Afirmo com um aceno, sei de todas as coisas que Julia passou e estávamos todos desesperançosos, eu mais do que ninguém.

— Júlia, não tinha nem doze meses de idade quando aderiu a anemia, grande parte por não ter consumido o leite materno. A anemia ferropriva que ela contraiu, trouxe consequências e a maioria só iremos ter certeza conforme o tempo… 

— Consequências? — Interrompo novamente. — Como assim? Como o que?

— Bom... Julia pode ter dificuldade com o aprendizado, a habilidade cognitiva com certeza foi afetado. E ou até mesmo, o que já está acontecendo que é o retardamento de crescimento, que pode causar a baixa estatura. — Explica concentrado. — Tudo isso é causa do agravamento que ela teve com a infecção pulmonar, mais conhecida como pneumonia infantil.

— Doutor por favor! — Exclamo nervoso — Fale a minha língua! Habilidade cognitiva?

— Olhe… Habilidade cognitiva é ela ter problemas de aprendizado como falar, ler, escrever, ou, afetando a memória e a atenção. As habilidades motoras, como andar, correr, pular. — Explica pontuando com os dedos. — Tudo isso são consequências das doenças que ela foi adquirindo e dos anos deitada na cama porém, se ela pode ou não ficar com essas sequelas, só teremos certeza no decorrer do tempo.

— Nossa! — Exclamo perdido. — E isso é estar bem? 

—  Sim, para uma criança que se desenvolveu dentro de um hospital, por meio de máquinas e tubos. — Murmura acenando veemente. — Sim, está muito bem!

— Então, posso vê-la? —  Pergunto já me levantando.

— Claro, mas com segurança logicamente. —  Tavares diz com o semblante sério. — Não queremos arriscar uma suposta recaída. 

Seguimos para fora da sala, logo para o elevador e enfim dois andares acima, sou direcionado para uma sala onde me explicam como colocar aquelas roupas de proteção e depois de pronto, me encaminham para um quarto e assim que entro, vejo a linda menininha dormindo agarrada com um urso de pelúcia.

Olho confuso para Tavares ao meu lado.

— Que urso é esse? — Questiono.

— Ela estava totalmente confusa e a única coisa que à distraiu foi esse urso. — Conta pacificamente. — A enfermeira chefe disse que mandaram entregar à ela.
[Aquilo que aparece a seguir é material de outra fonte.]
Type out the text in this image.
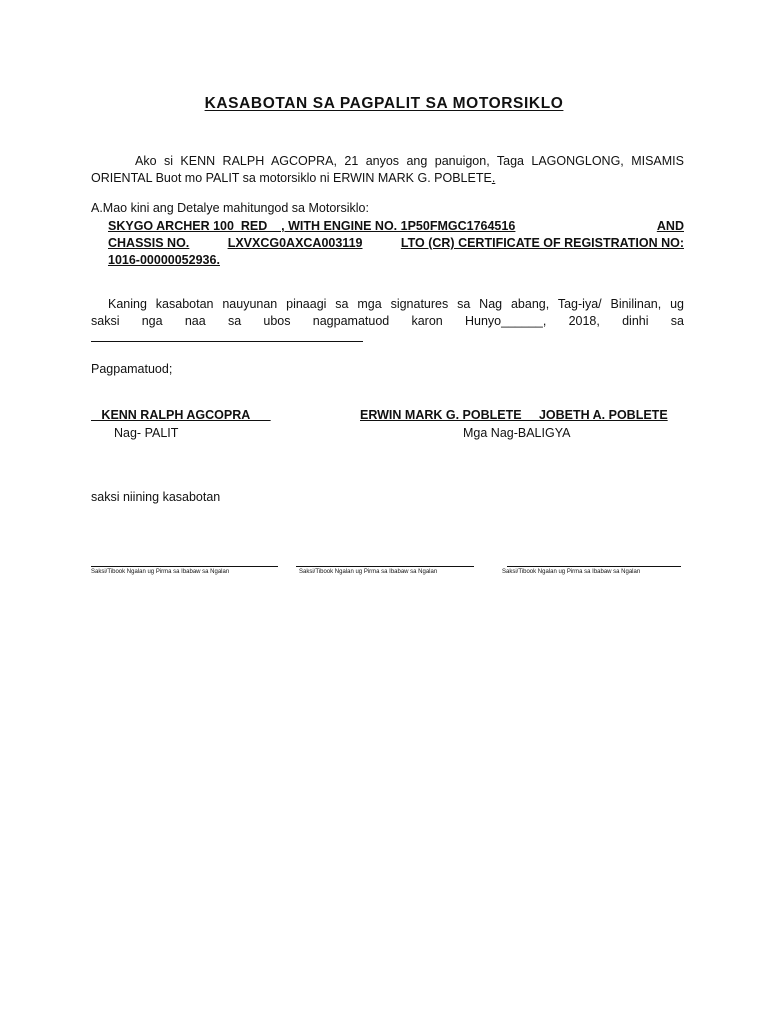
KASABOTAN SA PAGPALIT SA MOTORSIKLO
Ako si KENN RALPH AGCOPRA, 21 anyos ang panuigon, Taga LAGONGLONG, MISAMIS
ORIENTAL Buot mo PALIT sa motorsiklo ni ERWIN MARK G. POBLETE.
A.Mao kini ang Detalye mahitungod sa Motorsiklo:
SKYGO ARCHER 100  RED    , WITH ENGINE NO. 1P50FMGC1764516	AND
CHASSIS NO.	LXVXCG0AXCA003119	LTO (CR) CERTIFICATE OF REGISTRATION NO:
1016-00000052936.
Kaning kasabotan nauyunan pinaagi sa mga signatures sa Nag abang, Tag-iya/ Binilinan, ug
saksi nga naa sa ubos nagpamatuod karon Hunyo______, 2018, dinhi sa
Pagpamatuod;
KENN RALPH AGCOPRA	ERWIN MARK G. POBLETE     JOBETH A. POBLETE
Nag- PALIT	Mga Nag-BALIGYA
saksi niining kasabotan
Saksi/Tibook Ngalan ug Pirma sa Ibabaw sa Ngalan	Saksi/Tibook Ngalan ug Pirma sa Ibabaw sa Ngalan	Saksi/Tibook Ngalan ug Pirma sa Ibabaw sa Ngalan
Claro que mesmo sendo um presente do pai dela, precisamos higienizá-lo como manda o protocolo.

— O pai dela? — Sussurro meio aterrorizado, como ele pode estar sempre um passo na frente?

— Sim, claro! — Tavares me encara como se eu fosse doido e devo estar parecendo mesmo. —  Eduardo Magalhães é o pai, não é? Seu irmão, Fernando. — Aceno tendo total certeza que Eduardo está mais próximo do que imaginamos e que o pesadelo ainda mais perto.